Burn out et coaching

Article de Flavienne Sapaly, coach et superviseur, fondatrice de l’Ecole de coaching de Paris

Mot de l’auteur : En tant que coach et superviseur, je suis interpellée par ce que je pourrai appeler « la déferlante du burn out » au coeur d’une société du « trop », du « toujours plus », « tout tout de suite » et du « encore mieux ».
Nul ne semble être à l’ abri ; Les dégâts sont parfois irréversibles. Les risques de rechute sont forts. Qui n’a pas assisté impuissant à l’écroulement d’un collègue, d’un ami, d’une personne brillante que l’on admirait ?

Les managers et directeurs en ressources humaines sont souvent démunis.

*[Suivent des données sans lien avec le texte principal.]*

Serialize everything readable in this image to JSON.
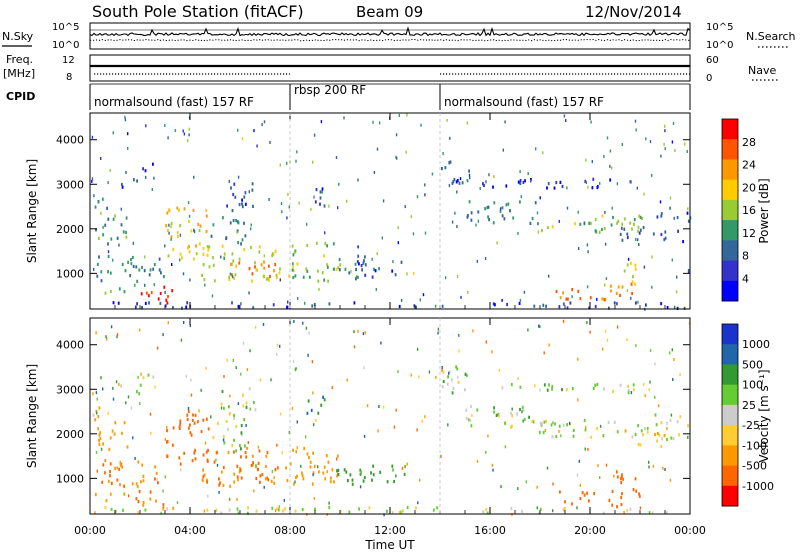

Les coachs aussi.
Une intervention trop tôt ne sert à rien, et trop tard va relever de la médecine avec arrêts de travail prolongés.

Une invitation pour moi à observer de près les conditions nécessaires pour accompagner ces situations au mieux.
C’est aussi ma façon de vouloir contribuer à un autre regard sur ce syndrome : cesser de parler de gestion des risques et éveiller les acteurs concernés à plus de conscience et de capacité d’agir en co responsabilité.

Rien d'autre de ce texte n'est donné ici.